One valuation approach which can be used as a DST is meta regression analysis which uses data from a large number of original studies on water quality valuation. Meta regression is an example of benefit transfer, i. e. use of original study results for transfer to other sites, where the results can be used for decision support. Meta regression analyses and functions have been established in order to create models for decision support, by using primary and original studies and data to perform more general and generic information on the value of an environmental improvement, and two examples are given to illustrate the use of this type of DST:

  • One international groundwater valuation study applying meta analysis (Brouwer and Neverre, 2018).
  • One Danish meta analysis based on valuation studies from the Nordic countries, valuing water quality improvements using the Water Framework Directive classification of ecological status.

These examples are presented in Section 1 below.

Ecosystem services mapping using valuation study results is another example of an decision support approach for assessments of the benefits of water quality improvements.
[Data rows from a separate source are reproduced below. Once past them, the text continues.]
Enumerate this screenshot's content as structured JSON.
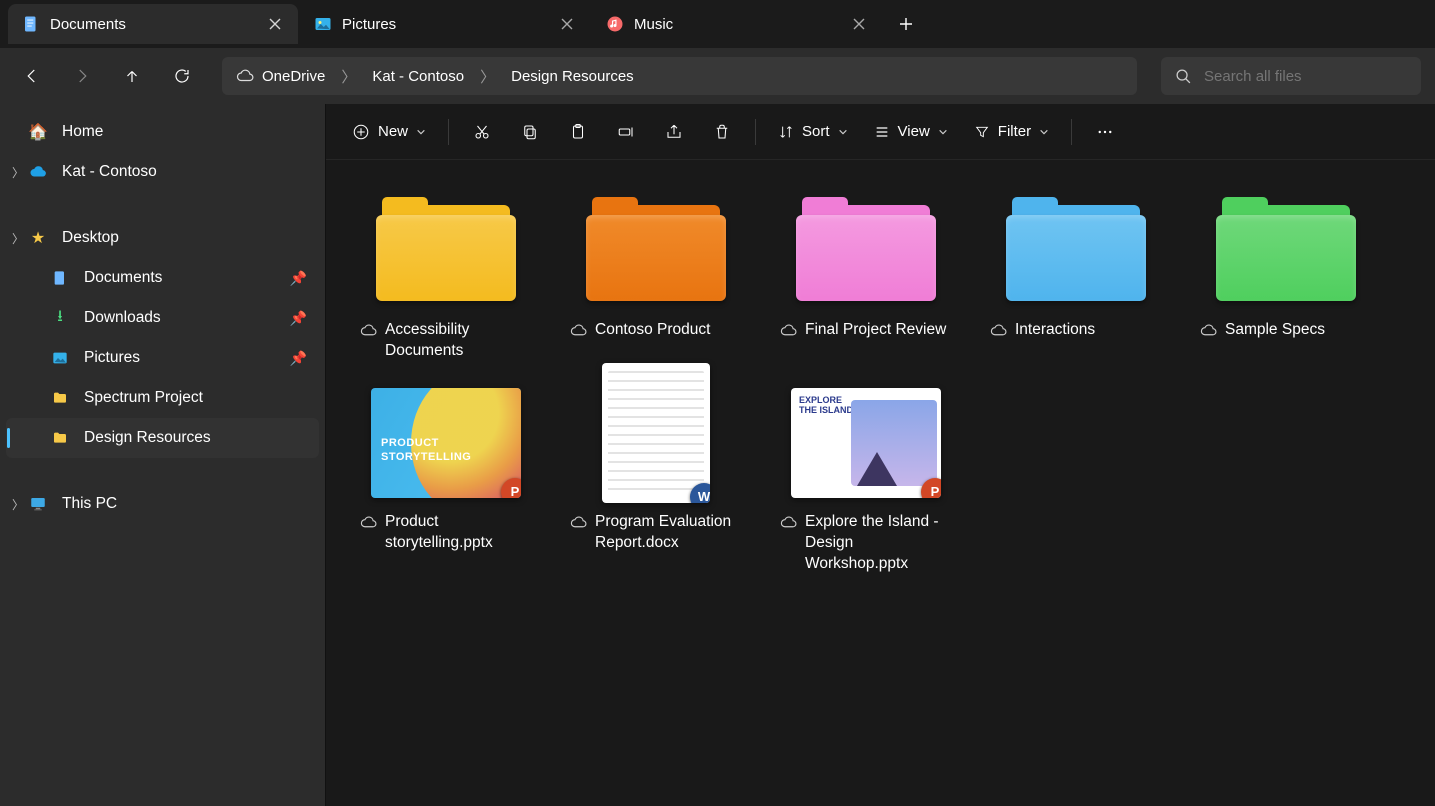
{
  "tabs": [
    {
      "label": "Documents",
      "iconColor": "#6fb7ff",
      "active": true
    },
    {
      "label": "Pictures",
      "iconColor": "#34b1ea",
      "active": false
    },
    {
      "label": "Music",
      "iconColor": "#f76a6a",
      "active": false
    }
  ],
  "breadcrumbs": [
    "OneDrive",
    "Kat - Contoso",
    "Design Resources"
  ],
  "search": {
    "placeholder": "Search all files"
  },
  "toolbar": {
    "new": "New",
    "sort": "Sort",
    "view": "View",
    "filter": "Filter"
  },
  "sidebar": {
    "top": [
      {
        "label": "Home",
        "icon": "home",
        "expandable": false
      },
      {
        "label": "Kat - Contoso",
        "icon": "onedrive",
        "expandable": true
      }
    ],
    "quick": [
      {
        "label": "Desktop",
        "icon": "star",
        "expandable": true,
        "pinned": false
      },
      {
        "label": "Documents",
        "icon": "docs",
        "pinned": true
      },
      {
        "label": "Downloads",
        "icon": "download",
        "pinned": true
      },
      {
        "label": "Pictures",
        "icon": "pictures",
        "pinned": true
      },
      {
        "label": "Spectrum Project",
        "icon": "folder",
        "pinned": false
      },
      {
        "label": "Design Resources",
        "icon": "folder",
        "pinned": false,
        "selected": true
      }
    ],
    "bottom": [
      {
        "label": "This PC",
        "icon": "pc",
        "expandable": true
      }
    ]
  },
  "folders": [
    {
      "name": "Accessibility Documents",
      "color": "#f7c948",
      "shade": "#f4bb1f"
    },
    {
      "name": "Contoso Product",
      "color": "#f08a2a",
      "shade": "#e87410"
    },
    {
      "name": "Final Project Review",
      "color": "#f49ae0",
      "shade": "#f07dd6"
    },
    {
      "name": "Interactions",
      "color": "#6fc4f2",
      "shade": "#4fb4ed"
    },
    {
      "name": "Sample Specs",
      "color": "#6fd87a",
      "shade": "#4fcf5e"
    }
  ],
  "files": [
    {
      "name": "Product storytelling.pptx",
      "type": "pptx",
      "thumbTitle": "PRODUCT\nSTORYTELLING"
    },
    {
      "name": "Program Evaluation Report.docx",
      "type": "docx"
    },
    {
      "name": "Explore the Island - Design Workshop.pptx",
      "type": "pptx",
      "island": true,
      "thumbTitle": "EXPLORE\nTHE ISLAND"
    }
  ]
}
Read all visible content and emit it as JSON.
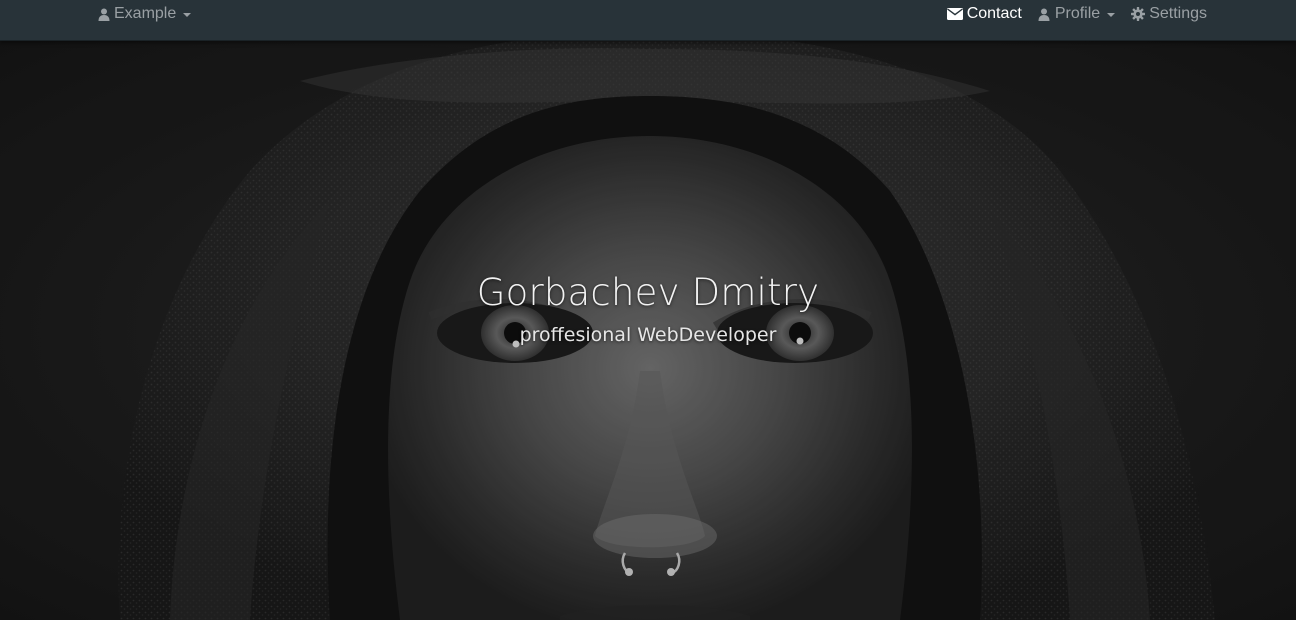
{
  "navbar": {
    "left": {
      "example": {
        "label": "Example",
        "icon": "user-icon",
        "dropdown": true
      }
    },
    "right": {
      "contact": {
        "label": "Contact",
        "icon": "envelope-icon",
        "active": true
      },
      "profile": {
        "label": "Profile",
        "icon": "user-icon",
        "dropdown": true
      },
      "settings": {
        "label": "Settings",
        "icon": "gear-icon"
      }
    },
    "colors": {
      "background": "#283339",
      "text": "#9aa0a4",
      "active_text": "#ffffff"
    }
  },
  "hero": {
    "title": "Gorbachev Dmitry",
    "subtitle": "proffesional WebDeveloper",
    "background_description_icon": "hooded-portrait-image"
  }
}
This type of approach can be used to value a large range of benefits from the improvement of water quality. The ecosystem services mapping approaches are spatial, and can include information from the above mentioned meta regression analyses (Bateman et al., 2011). This type of approach also has the possibility of assessing coherence and conflicts between different policy objectives and related ecosystem services, such as the different services resulting from implementation of pesticide and nutrient policies.

Examples of mapping and asessments of ecosystem services as decision support are provided in Section 2 below

1. Examples of decision support tool using benefit transfer and meta regression analysis assessment of benefits

Meta regression analyses represent a robust type of benefit transfer method which can be used to estimate individuals’ or households’ willingness to pay (WTP) for environmental changes, e.g. in water quality, effects of groundwater protection etc. The modelling is built on data from existing studies that are already published, and by using regression the large variety of results and explanatory factors from the literature are combined to create a robust function that can be used for decision support. Metaregression models are typically estimated as log-linear models (log (WTP) which include constants and the explanatory variable. When used for decision support, this function is then populated with data from the policy area being considered.

The way it works is that a WTP function is estimated using data from the identified literature, and this function can then be applied to so-called policy sites by including important local values into the function, e.g. regarding demographic factors, average income level and natural conditions in the area. One of the inputs to the model is the change in environmental status of the water, e.g. from moderate to good, and the output of the model is the value of improving water quality from moderate to good condition.

Brouwer and Neverre (2018) made a global meta-analysis consisting of almost three decades of groundwater quality valuation studies, including uncertainty assessment in terms of the uncertainties linked to groundwater quality levels and groundwater contaminants. The functions they have developed are interesting as they have estimated separate meta-regression models for USA, Europe and the rest of the world. In a FAIRWAY context, the European metaregression model is most interesting, as this type of model is robust .The number of groundwater valuation studies has increaed a lot after the Groundwater Directive was agreed on in 2006, meaning that there exist good datasources to populate the regression model. The tests of the developed function indicate that it was very robust, and the model can therefore be used for decision support in European catchments, groundwater protection zones, by water works professionals and other decision makers.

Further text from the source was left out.